The place was the Common, where his trouble had begun. He looked back to the beginning, and could see that it was his own fault. To be sure, you might say that if a fellow came along and offered to pay you fifty cents for changing a ten-dollar bill, you had a right to take it; but there was a voice in Lemuel's heart which warned him that greed to another's hurt was sin, and that if you took too much for a thing from a necessitous person, you oppressed and robbed him. You could make it appear otherwise, but you could not really change the nature of the act. He owned this with a sigh, and he owned himself justly punished. He was still on those terms of personal understanding with the eternal spirit of right which most of us lose later in life, when we have so often seemed to see the effect fail to follow the cause, both in the case of our own misdeeds and the misdeeds of others.

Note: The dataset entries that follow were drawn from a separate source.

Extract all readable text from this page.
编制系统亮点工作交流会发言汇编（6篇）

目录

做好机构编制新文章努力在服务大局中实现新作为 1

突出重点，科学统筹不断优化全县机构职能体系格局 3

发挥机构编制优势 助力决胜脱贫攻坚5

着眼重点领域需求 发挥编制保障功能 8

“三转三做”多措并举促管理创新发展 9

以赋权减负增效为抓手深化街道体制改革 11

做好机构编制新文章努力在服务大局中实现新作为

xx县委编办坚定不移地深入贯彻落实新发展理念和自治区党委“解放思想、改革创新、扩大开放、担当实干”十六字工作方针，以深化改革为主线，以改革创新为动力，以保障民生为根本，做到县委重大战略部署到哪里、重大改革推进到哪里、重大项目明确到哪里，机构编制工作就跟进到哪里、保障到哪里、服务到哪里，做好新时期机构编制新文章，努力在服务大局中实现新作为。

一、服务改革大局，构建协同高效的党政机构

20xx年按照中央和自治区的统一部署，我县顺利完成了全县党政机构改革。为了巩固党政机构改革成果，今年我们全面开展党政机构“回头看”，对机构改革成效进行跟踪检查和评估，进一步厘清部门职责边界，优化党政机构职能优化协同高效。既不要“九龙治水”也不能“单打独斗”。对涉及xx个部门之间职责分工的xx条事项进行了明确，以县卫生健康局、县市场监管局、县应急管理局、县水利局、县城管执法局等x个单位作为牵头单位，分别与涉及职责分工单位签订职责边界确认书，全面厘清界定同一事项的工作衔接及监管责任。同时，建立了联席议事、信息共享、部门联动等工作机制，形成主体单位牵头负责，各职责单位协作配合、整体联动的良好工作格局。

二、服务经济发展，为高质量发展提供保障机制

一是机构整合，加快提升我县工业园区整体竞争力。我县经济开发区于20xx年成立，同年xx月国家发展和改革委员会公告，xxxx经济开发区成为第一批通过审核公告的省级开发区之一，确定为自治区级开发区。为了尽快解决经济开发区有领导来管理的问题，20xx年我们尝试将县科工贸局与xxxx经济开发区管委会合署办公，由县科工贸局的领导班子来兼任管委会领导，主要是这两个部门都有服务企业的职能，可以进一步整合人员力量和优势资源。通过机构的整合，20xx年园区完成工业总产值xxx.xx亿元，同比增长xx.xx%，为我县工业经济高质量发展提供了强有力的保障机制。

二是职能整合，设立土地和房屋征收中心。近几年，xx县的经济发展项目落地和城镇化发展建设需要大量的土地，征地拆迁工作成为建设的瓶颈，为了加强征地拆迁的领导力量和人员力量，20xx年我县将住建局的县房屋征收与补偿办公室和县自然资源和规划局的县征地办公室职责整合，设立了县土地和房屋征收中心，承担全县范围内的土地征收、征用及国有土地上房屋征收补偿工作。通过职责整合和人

He sat down on a bench, and he sat there all day, except when he went to drink from the tin cup dangling by the chain from the nearest fountain. His good breakfast kept him from being hungry for a while, but he was as aimless and as hopeless as ever, and as destitute. He would have gone home now if he had had the money; he was afraid they would be getting anxious about him there, though he had not made any particular promises about the time of returning. He had dropped a postal card into a box as soon as he reached Boston, to tell of his safe arrival, and they would not expect him to write again.

There were only two ways for him to get home: to turn tramp and walk back, or to go to that Mr. Sewell and borrow the money to pay his passage. To walk home would add intolerably to the public shame he must suffer, and the thought of going to Mr. Sewell was, even in the secret which it would remain between him and the minister, a pang so cruel to his pride that he recoiled from it instantly. He said to himself he would stand it one day more; something might happen, and if nothing happened, he should think of it again. In the meantime he thought of other things: of that girl, among the rest, and how she looked at the different times. As nearly as he could make out, she seemed to be a very fashionable girl; at any rate, she was dressed fashionably, and she was nice-looking. He did not know whether she had behaved very sensibly, but he presumed she was some excited.

Toward dark, when Lemuel was reconciling himself to another night's sleep in the open air, a policeman sauntered along the mall, and as he drew nearer the boy recognised his friendly captor. He dropped his head, but it was too late. The officer knew him, and stopped before him.

“Well,” he said, “hard at it, I see.”

Lemuel made no answer, but he was aware of a friendly look in the officer's face, mixed with fatherly severity.

“I was in hopes you had started back to Willoughby Pastures before this. You don't want to get into the habit of settin' round on the Common, much. First thing you know you can't quit it. Where you goin' to put up to-night?”